5. Typed ToolOutcomes

All tool outcomes are a closed union of frozen dataclasses:

Type When used
ToolExecutionResult Successful execution
ToolTimeout Exceeded deadline
ToolFailure Exception or error response
ToolDenied Pre-execution skip (duplicate, blocked, validation, deadline, write denied)
ToolArtifactReference Oversized output stored in ArtifactStore

6. ArtifactStore — Session-Scoped, TTL-Aware Output Storage

When a tool output exceeds 12,000 characters, it is stored in ArtifactStore (under /tmp/sb_artifacts/<session_id>/) instead of being injected raw into the LLM context. The model receives a compact reference and retrieves the full content via read_file. Artifacts expire after 1 hour by default.

7. ReplayControl — Idempotency-Aware Dedup

ReplayControl.should_skip() checks ToolSpec.idempotent and the status of the prior call before suppressing a duplicate: - Non-idempotent → always allow (e.g. send_email may legitimately be called twice) - Idempotent + prior SUCCESS → skip - Idempotent + prior FAILURE / TIMEOUT → allow (retry)

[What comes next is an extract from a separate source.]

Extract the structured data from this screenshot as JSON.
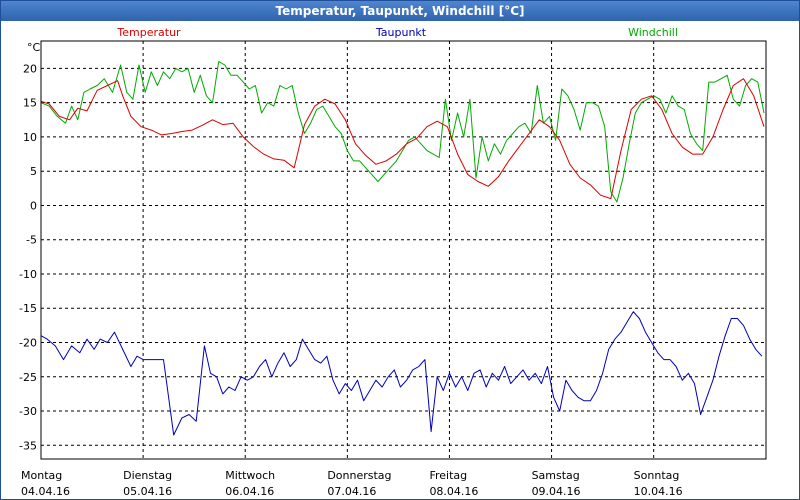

8. Per-Turn prompt_render_hash

TurnPreparer.prepare() computes the render hash from system_prompt_override on every call. If the system prompt changes mid-session, the hash correctly reflects the new content. TurnPreparation is a frozen dataclass so consumers cannot accidentally mutate assembled turn state.


Thread Safety Model

Object Mutating threads Safety mechanism
TurnBudget Main thread + parallel tool threads Internal threading.Lock on all counters
TurnRuntimeState.tool_trace Main thread + tool threads _trace_lock
TurnRuntimeState._writes_open Main thread writes; tool threads read _writes_lock
TurnRuntimeState.tool_results Main thread only (after complete_trace() gate) Write gate
ArtifactStore._index Main thread + tool threads Internal threading.Lock
ReplayControl._history Main thread only No lock needed (per-turn instance)

Invariants

These hold for every turn regardless of timeouts, tool failures, or exceptions:

  1. state.close_writes() is always called before finalize().
  2. Every ToolCall in the LLM response receives exactly one tool-role message appended to messages (the exception handler in the loop guarantees this).
  3. TurnFinalizer.finalize() never raises — all sub-steps are exception-wrapped.
  4. ReflectionEngine.reflect() always returns a ReflectionResult (stub on budget exhaustion, deadline expiry, or LLM failure).
  5. BoundedToolExecutor.execute() never raises — it returns a typed ToolOutcome.